I feel this last verse is especially for me, as I have had plenty of days where getting up seems impossible. It's not that I'm feeling down, but perhaps the seeds of laziness have grown into trees and are now bearing their fruit. It puts me in a place, in my life right now, where I have to actively decide where to go from here. I need to consult God, because it feels as if, since I got to Dunedin a year and a half ago, my dreams have dwindled away, and I no longer am living with purpose, direction and determination in my life.
There are some changes I am now implementing in my life because I feel my lack of discipline greatly impacts the resulting fruit of apathy, laziness and neglect. Firstly, I am to give myself set deadlines to do things. For example, I am going to give myself one hour to write the results part of my lab report. This, I feel is a great need, as I have noticed that my attitude has rubbed off on the boys I am leading and if I am not acting responsibly with regard to being an example of someone actively living the abundant life in God's strength everyday then I should not be in a position of leadership. Secondly, I am now going to make a commitment to go to bed at 11:30pm on school days (save thursday night when I go into town to evangelise). Failing to do so in the past quite possibly has a lot to do with my fatigued state of mind and inability to get to university on time for all my classes. Thirdly, I am going to spend more time with God in finding out the dynamic direction in where He wants me to head. If my old dreams are dead, then it is time to bury them and allow the new dreams to take hold. But I want to make sure that my dreams are on parr with God's. "Trust in the Lord and He will give you the desires of your heart" has struck a new chord with me, when a friend explained to me that God doesn't give us what our heart desires, He gives us the desires that our heart needs, which are in line with His desires, so that we can live a life with an eternal perspective. So, this blog was really just about how I'm going to change my life to start living for something bigger. If anyone still reads it, I want to challenge you: Are you living for something bigger? And if not, what changes will you make in your life in order to start living life for what you could be, God willing, rather than just waiting for it to happen?
1 Comments:
God is not a respecter of persons, but He is a respecter of conditions.

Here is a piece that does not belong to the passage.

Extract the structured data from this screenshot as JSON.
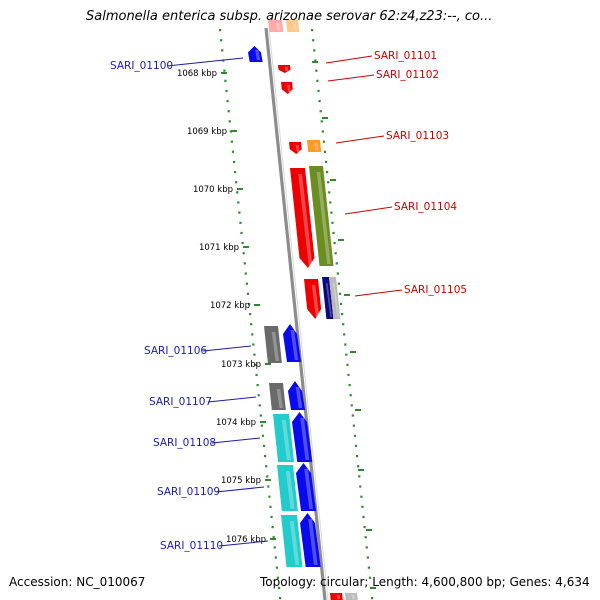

So many times throughout Scripture we see things phrased in "if...then" format. This knocks fatalism into a cocked hat, because it gives us commands to obey to be in the position to receive God's blessings.
Fatalism (erroneously called "election" by too many Believers) comes from spiritualism, not The Word. God has already made everything available to us in Christ...It's up to US to move in and claim the Promised Land of the prevailing Word.